Federal Reserve Corrects Technical Error in Bank Merger Notification Rules
Board of Governors of the Federal Reserve System (Federal Reserve)
On March 20, 2026, the Board of Governors of the Federal Reserve System implemented an administrative action which took immediate effect to resolve a decades-old typographical error in the federal code governing public notice requirements for bank and savings association acquisitions.
The regulation is strictly textual, replacing the word "or" with "of" within the specific provisions to clarify the requirement under the Bank Holding Company Act and the Home Owners' Loan Act for applicants to publish acquisition notices in the specific communities where the head offices of the largest subsidiary bank of an applicant are located.

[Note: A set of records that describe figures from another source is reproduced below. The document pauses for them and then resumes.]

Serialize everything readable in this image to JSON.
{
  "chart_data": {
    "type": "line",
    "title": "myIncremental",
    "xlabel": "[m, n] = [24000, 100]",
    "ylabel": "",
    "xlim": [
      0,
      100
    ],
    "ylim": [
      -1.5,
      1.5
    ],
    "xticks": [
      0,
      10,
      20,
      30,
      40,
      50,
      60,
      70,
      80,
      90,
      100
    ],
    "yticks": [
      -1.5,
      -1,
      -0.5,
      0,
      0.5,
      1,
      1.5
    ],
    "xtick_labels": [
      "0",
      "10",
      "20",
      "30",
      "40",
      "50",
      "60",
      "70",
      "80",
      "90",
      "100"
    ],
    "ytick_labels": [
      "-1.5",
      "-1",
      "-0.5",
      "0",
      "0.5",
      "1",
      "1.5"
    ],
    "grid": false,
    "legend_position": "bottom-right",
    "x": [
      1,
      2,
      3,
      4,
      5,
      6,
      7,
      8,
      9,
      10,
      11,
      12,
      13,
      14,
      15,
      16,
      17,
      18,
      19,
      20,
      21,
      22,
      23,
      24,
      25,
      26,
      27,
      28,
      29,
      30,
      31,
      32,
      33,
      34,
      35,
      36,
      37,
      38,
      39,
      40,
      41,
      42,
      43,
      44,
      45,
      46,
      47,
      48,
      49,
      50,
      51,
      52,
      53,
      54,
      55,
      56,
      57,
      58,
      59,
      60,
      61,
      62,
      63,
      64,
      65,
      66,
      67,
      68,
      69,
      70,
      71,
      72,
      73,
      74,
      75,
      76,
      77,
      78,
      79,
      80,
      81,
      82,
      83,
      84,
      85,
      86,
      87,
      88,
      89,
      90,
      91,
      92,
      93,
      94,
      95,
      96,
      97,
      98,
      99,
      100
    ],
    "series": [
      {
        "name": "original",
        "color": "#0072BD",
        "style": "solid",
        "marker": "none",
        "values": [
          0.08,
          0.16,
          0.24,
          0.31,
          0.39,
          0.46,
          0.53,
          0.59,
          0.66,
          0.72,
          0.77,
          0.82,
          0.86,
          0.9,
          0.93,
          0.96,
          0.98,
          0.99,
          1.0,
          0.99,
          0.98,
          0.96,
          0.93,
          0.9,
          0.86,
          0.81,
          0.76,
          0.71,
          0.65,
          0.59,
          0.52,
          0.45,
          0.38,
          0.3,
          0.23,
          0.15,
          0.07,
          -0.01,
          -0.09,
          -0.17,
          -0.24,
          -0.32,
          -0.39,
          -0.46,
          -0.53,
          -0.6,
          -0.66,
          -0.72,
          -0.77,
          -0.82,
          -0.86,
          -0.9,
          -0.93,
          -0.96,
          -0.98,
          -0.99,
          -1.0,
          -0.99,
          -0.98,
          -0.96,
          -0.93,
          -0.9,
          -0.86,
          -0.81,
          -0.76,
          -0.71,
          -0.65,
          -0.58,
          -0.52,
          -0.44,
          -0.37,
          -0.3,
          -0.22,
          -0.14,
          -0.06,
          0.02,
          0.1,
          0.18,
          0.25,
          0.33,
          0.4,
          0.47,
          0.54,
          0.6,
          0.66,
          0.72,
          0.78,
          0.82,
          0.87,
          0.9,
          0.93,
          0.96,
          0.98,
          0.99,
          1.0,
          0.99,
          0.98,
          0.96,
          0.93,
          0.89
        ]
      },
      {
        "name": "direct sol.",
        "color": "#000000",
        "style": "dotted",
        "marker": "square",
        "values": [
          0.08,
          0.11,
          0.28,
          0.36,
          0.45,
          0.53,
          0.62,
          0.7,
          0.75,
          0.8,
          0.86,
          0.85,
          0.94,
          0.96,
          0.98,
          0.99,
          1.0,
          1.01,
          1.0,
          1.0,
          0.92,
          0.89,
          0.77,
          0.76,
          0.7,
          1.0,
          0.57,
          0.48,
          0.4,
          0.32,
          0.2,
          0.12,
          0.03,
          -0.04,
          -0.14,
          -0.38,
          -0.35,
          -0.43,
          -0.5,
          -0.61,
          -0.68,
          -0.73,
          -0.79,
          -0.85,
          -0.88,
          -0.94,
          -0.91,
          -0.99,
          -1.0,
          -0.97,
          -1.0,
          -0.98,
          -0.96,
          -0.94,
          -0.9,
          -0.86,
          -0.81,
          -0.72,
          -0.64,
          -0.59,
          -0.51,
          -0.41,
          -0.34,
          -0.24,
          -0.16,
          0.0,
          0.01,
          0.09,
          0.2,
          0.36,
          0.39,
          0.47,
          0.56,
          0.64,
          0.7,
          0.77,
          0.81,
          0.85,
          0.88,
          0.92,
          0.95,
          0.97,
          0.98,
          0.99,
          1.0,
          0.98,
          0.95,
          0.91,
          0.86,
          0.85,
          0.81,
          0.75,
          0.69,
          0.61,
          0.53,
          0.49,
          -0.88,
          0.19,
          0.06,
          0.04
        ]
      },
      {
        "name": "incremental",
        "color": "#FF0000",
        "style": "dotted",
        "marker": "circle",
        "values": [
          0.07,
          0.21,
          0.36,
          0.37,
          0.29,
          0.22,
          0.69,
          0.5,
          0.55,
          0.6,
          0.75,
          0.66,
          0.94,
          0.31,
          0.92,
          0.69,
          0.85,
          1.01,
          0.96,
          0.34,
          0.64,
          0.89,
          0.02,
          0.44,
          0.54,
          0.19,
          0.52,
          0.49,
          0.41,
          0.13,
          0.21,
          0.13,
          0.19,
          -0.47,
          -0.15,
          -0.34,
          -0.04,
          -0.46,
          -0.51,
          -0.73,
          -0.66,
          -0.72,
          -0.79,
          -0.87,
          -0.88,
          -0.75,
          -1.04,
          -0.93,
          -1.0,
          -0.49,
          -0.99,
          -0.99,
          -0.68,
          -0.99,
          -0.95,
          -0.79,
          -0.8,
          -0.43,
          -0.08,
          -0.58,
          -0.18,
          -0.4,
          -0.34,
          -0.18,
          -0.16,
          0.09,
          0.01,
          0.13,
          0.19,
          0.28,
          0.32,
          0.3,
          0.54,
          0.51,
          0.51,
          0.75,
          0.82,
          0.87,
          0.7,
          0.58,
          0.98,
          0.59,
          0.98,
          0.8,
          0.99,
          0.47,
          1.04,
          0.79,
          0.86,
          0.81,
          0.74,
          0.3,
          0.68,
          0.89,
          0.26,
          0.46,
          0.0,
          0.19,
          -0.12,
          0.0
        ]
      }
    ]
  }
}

The Board utilized the Administrative Procedure Act’s "good cause" exception to bypass the standard public comment period, determining that soliciting feedback on a technical drafting error was unnecessary.
This change establishes technical certainty for the primary mechanism through which citizens learn of local bank acquisitions. By refining the geographic requirements for these mandated newspaper publications, the Federal Reserve ensures that community notifications regarding potential branch closures or shifts in lending practices appear in the correct local markets.
For financial institutions, the removal of ambiguous syntax reduces legal friction and compliance uncertainty during the merger application process. The scope of this rule is limited to bank holding companies and savings and loan holding companies submitting specific acquisition and merger applications.
As a purely technical correction, the action does not impose new economic burdens, reporting mandates, or compliance costs. It is entirely exempt from the regulatory flexibility analyses typically required for rules significantly impacting small entities and does not trigger new obligations under the Paperwork Reduction Act.